Le duc d'Otrante avait conseillé, comme le moyen le plus digne, d'écrire une lettre au Sénat, dans laquelle l'Impératrice reconnaissant que l'Empereur se devait avant tout à la nation qu'il gouvernait, et devant assurer sa tranquillité à venir par une succession qui devait lui donner l'assurance de n'être pas troublée dans les temps futurs, déclarerait qu'il fallait que pour cet effet l'Empereur eût des fils à présenter à la France, et que, n'étant pas assez heureuse pour pouvoir lui en donner, elle descendait d'un trône qu'elle ne pouvait occuper, pour laisser la place à une plus heureuse.
Tel était le texte de la lettre que l'Impératrice devait écrire au Sénat avant de partir pour la Malmaison. Elle ne devait pas dire un mot qui pût faire présumer son dessein, et laisser une lettre d'adieu à l'Empereur.

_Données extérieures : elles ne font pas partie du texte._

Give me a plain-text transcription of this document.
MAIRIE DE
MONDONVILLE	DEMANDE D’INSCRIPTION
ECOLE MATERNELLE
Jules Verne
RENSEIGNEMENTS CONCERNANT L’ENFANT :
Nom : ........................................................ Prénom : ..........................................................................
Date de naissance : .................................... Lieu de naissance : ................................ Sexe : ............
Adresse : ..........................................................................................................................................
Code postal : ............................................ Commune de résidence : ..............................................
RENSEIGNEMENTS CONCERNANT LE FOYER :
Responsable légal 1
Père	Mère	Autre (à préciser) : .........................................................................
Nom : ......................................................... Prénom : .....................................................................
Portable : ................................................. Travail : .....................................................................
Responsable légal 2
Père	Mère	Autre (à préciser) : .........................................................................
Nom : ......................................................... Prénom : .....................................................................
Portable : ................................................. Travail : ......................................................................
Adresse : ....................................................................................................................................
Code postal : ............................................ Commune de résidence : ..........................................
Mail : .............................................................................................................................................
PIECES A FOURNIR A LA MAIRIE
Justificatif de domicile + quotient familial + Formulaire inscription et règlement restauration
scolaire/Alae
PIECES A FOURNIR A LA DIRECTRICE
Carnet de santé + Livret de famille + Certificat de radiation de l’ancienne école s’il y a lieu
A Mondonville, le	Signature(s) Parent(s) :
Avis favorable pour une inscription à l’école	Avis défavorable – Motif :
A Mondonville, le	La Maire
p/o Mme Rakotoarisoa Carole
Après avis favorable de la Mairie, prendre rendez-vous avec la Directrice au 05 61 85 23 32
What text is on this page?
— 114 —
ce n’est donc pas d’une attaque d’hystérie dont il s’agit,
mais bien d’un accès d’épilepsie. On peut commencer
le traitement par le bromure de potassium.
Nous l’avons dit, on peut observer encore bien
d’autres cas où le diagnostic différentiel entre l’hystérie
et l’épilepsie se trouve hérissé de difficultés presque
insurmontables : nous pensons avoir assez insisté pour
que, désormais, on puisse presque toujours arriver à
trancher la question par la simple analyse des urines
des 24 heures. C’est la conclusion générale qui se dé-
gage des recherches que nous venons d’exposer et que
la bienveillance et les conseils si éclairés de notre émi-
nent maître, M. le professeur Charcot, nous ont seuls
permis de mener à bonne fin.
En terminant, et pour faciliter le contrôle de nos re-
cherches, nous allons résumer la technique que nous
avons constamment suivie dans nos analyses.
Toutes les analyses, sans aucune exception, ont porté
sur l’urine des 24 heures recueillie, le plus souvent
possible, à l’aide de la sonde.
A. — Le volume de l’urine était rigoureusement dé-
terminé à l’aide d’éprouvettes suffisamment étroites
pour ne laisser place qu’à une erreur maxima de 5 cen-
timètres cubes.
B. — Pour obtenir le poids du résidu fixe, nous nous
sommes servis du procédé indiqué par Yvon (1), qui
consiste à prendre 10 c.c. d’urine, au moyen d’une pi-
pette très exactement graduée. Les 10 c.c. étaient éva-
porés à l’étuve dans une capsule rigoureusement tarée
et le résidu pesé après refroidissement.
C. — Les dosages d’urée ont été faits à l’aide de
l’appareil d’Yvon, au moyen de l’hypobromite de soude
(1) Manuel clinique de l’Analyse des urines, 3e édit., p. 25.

Le matin même du jour où le brouillon de cette lettre, ou plutôt du message au Sénat, eut été donné par Fouché à Joséphine, madame de Rémusat fut témoin d'une scène si cruelle; elle vit un tel désespoir dans cette femme résignée à se donner elle-même le coup de couteau qui l'égorgerait, que des réflexions très-sérieuses vinrent se mêler à son chagrin… Pour la première fois il lui parut étrange que l'Empereur, qui lui témoignait constamment de l'estime et de l'intérêt, ne lui eût jamais parlé de toute cette affaire, où il savait qu'elle prenait une grande part, s'il savait quelque chose.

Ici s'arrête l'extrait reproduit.